Dans le monde souterrain où la société s’est enfermée, des maladies font rage. Une en particulier attire la tension des autorités quand la mort de Saman, une personnalité bien connue de leur service, vient à disparaître. Les policiers ramènent alors sur la scène de crime, pour le faire rejouer la scène, l’homme prétendant être le meurtrier de Saman, un de ses collègues, Ali…

Le film est un pari conceptuel et visuel. Un plan-séquence est par définition un plan sans coupe. Le temps de l’action est donc le même que le temps du récit. Pourtant ici, par la force de la mise en scène, le temps semble être tordu, l’espace aussi. Tout se mélange dans une forme d’illusion.

Pour la police, l’enjeu, par cette mise en scène exacte du moment du meurtre, est de les aider à comprendre où est passé le corps de Saman. Ainsi, le film, dès les premières minutes adopte une narration enchâssée, une mise en scène qui réfléchit sur elle-même, qui s’auto-analyse. Les gens jouent leur rôle, oublient leur texte. Le spectateur ne sait pas ce qui fait partie de la reconstitution ou non. La caméra suit le point de vue d’Ali, le « criminel ». Le spectateur est donc mis dans la confidence et il essaie de grappiller le plus d’informations possible pour être peut-être plus malin que les policiers qui semblent à la fois perdus et hautement incompétents.
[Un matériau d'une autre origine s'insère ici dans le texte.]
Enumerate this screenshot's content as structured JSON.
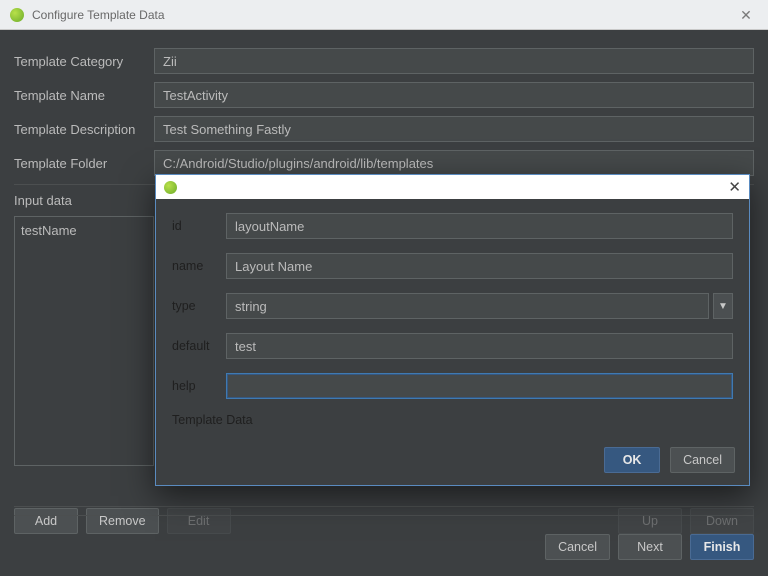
{
  "window": {
    "title": "Configure Template Data"
  },
  "form": {
    "category_label": "Template Category",
    "category_value": "Zii",
    "name_label": "Template Name",
    "name_value": "TestActivity",
    "desc_label": "Template Description",
    "desc_value": "Test Something Fastly",
    "folder_label": "Template Folder",
    "folder_value": "C:/Android/Studio/plugins/android/lib/templates",
    "input_data_label": "Input data"
  },
  "input_list": {
    "items": [
      "testName"
    ]
  },
  "list_buttons": {
    "add": "Add",
    "remove": "Remove",
    "edit": "Edit",
    "up": "Up",
    "down": "Down"
  },
  "footer": {
    "cancel": "Cancel",
    "next": "Next",
    "finish": "Finish"
  },
  "modal": {
    "fields": {
      "id_label": "id",
      "id_value": "layoutName",
      "name_label": "name",
      "name_value": "Layout Name",
      "type_label": "type",
      "type_value": "string",
      "default_label": "default",
      "default_value": "test",
      "help_label": "help",
      "help_value": ""
    },
    "caption": "Template Data",
    "ok": "OK",
    "cancel": "Cancel"
  }
}
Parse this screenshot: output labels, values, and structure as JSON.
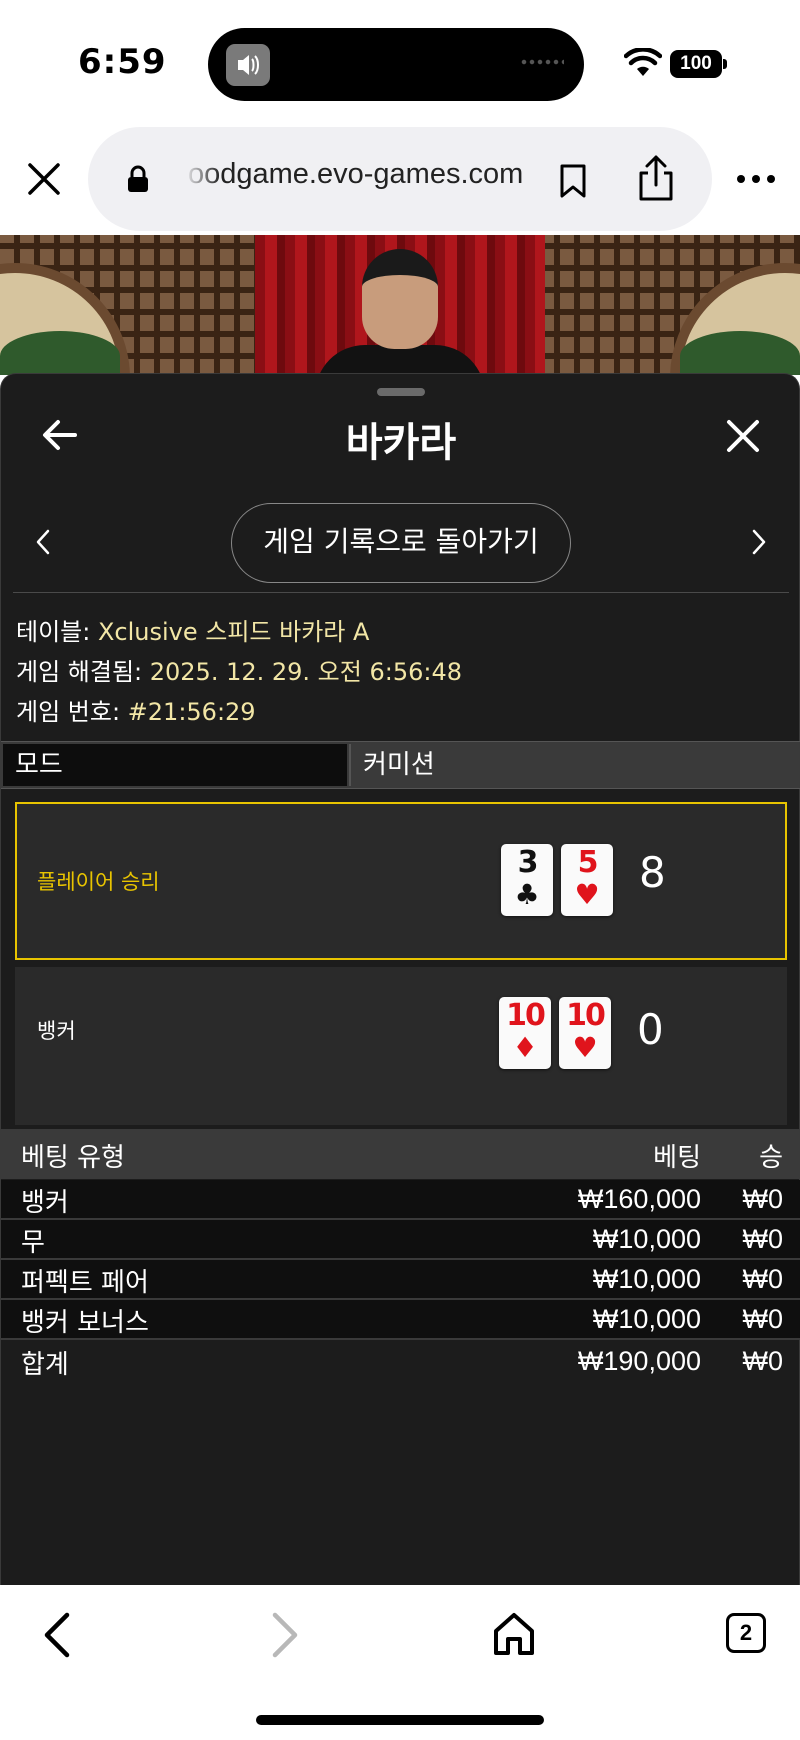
{
  "status_bar": {
    "time": "6:59",
    "battery": "100"
  },
  "browser": {
    "url": "oodgame.evo-games.com",
    "open_tabs": "2",
    "icons": [
      "close-icon",
      "lock-icon",
      "bookmark-icon",
      "share-icon",
      "more-icon",
      "back-icon",
      "forward-icon",
      "home-icon",
      "tabs-icon"
    ]
  },
  "sheet": {
    "title": "바카라",
    "history_button": "게임 기록으로 돌아가기",
    "info": {
      "table_label": "테이블: ",
      "table_value": "Xclusive 스피드 바카라 A",
      "resolved_label": "게임 해결됨: ",
      "resolved_value": "2025. 12. 29. 오전 6:56:48",
      "game_no_label": "게임 번호: ",
      "game_no_value": "#21:56:29"
    },
    "tabs": {
      "mode": "모드",
      "commission": "커미션"
    },
    "results": {
      "player": {
        "label": "플레이어 승리",
        "cards": [
          {
            "rank": "3",
            "suit": "♣",
            "color": "black"
          },
          {
            "rank": "5",
            "suit": "♥",
            "color": "red"
          }
        ],
        "score": "8"
      },
      "banker": {
        "label": "뱅커",
        "cards": [
          {
            "rank": "10",
            "suit": "♦",
            "color": "red"
          },
          {
            "rank": "10",
            "suit": "♥",
            "color": "red"
          }
        ],
        "score": "0"
      }
    },
    "bets": {
      "headers": {
        "type": "베팅 유형",
        "bet": "베팅",
        "win": "승"
      },
      "rows": [
        {
          "type": "뱅커",
          "bet": "₩160,000",
          "win": "₩0"
        },
        {
          "type": "무",
          "bet": "₩10,000",
          "win": "₩0"
        },
        {
          "type": "퍼펙트 페어",
          "bet": "₩10,000",
          "win": "₩0"
        },
        {
          "type": "뱅커 보너스",
          "bet": "₩10,000",
          "win": "₩0"
        }
      ],
      "total": {
        "type": "합계",
        "bet": "₩190,000",
        "win": "₩0"
      }
    }
  },
  "colors": {
    "sheet_bg": "#1c1c1c",
    "highlight": "#e8c400",
    "info_value": "#f2e6a6",
    "card_red": "#e0141c"
  }
}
Mais alors que se passe-t-il quand une voix-off émerge, quand les dialogues que l’on entend ne sont pas ceux des personnages au premier plan, mais au deuxième ou au troisième ? Peut-on faire vraiment confiance à ce que l’on voit et entend si tout est joué ? Ali joue-t-il son propre rôle ? Quand s’arrête la mise en scène de la journée du meurtre ? Quand commence la journée présente ? Où se situent le présent et le passé ?
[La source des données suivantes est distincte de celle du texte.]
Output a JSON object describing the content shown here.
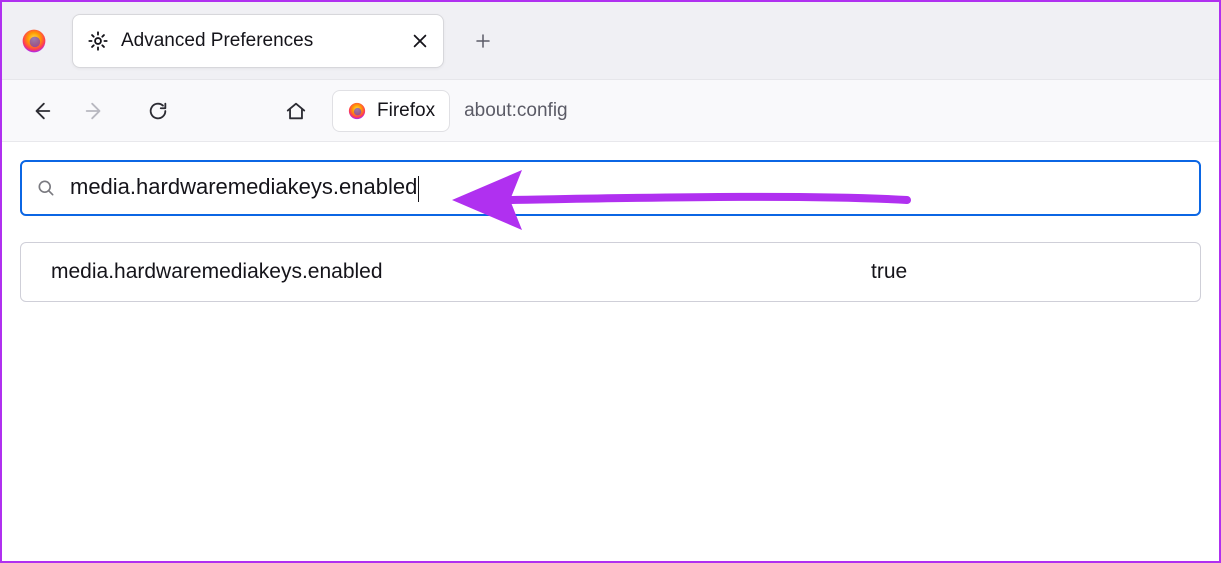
{
  "app": {
    "name": "Firefox"
  },
  "tab": {
    "title": "Advanced Preferences"
  },
  "address_bar": {
    "identity_label": "Firefox",
    "url": "about:config"
  },
  "search": {
    "query": "media.hardwaremediakeys.enabled"
  },
  "result": {
    "name": "media.hardwaremediakeys.enabled",
    "value": "true"
  },
  "colors": {
    "accent": "#0b66e4",
    "annotation": "#b030f0"
  }
}
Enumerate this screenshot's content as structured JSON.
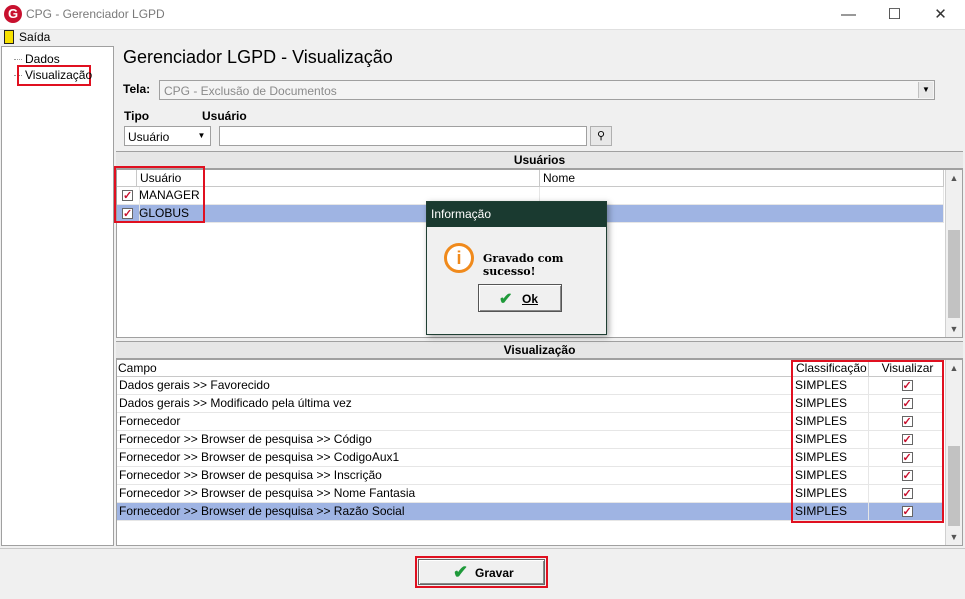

Le film joue beaucoup de son postulat de base : le monde est plongé dans la noirceur, il n’y a donc pas de marqueurs temporels extérieurs. L’avancement de base doit servir de marqueur au spectateur, mais dans ce cas, que se passe-t-il si un récit d’apparence linéaire, chronologique, ne l’était pas ? Ce film est hautement conceptuel, impénétrable et ésotérique, tout en restant très prenant et humain, et ce grâce au très grand talent d'Abed Abest. Une valise fait voyager et une barrière devient tellement large que la séparation devient inexistante. Il ne fait pas meilleur de l’autre côté, mais le croire permet de continuer d’avancer.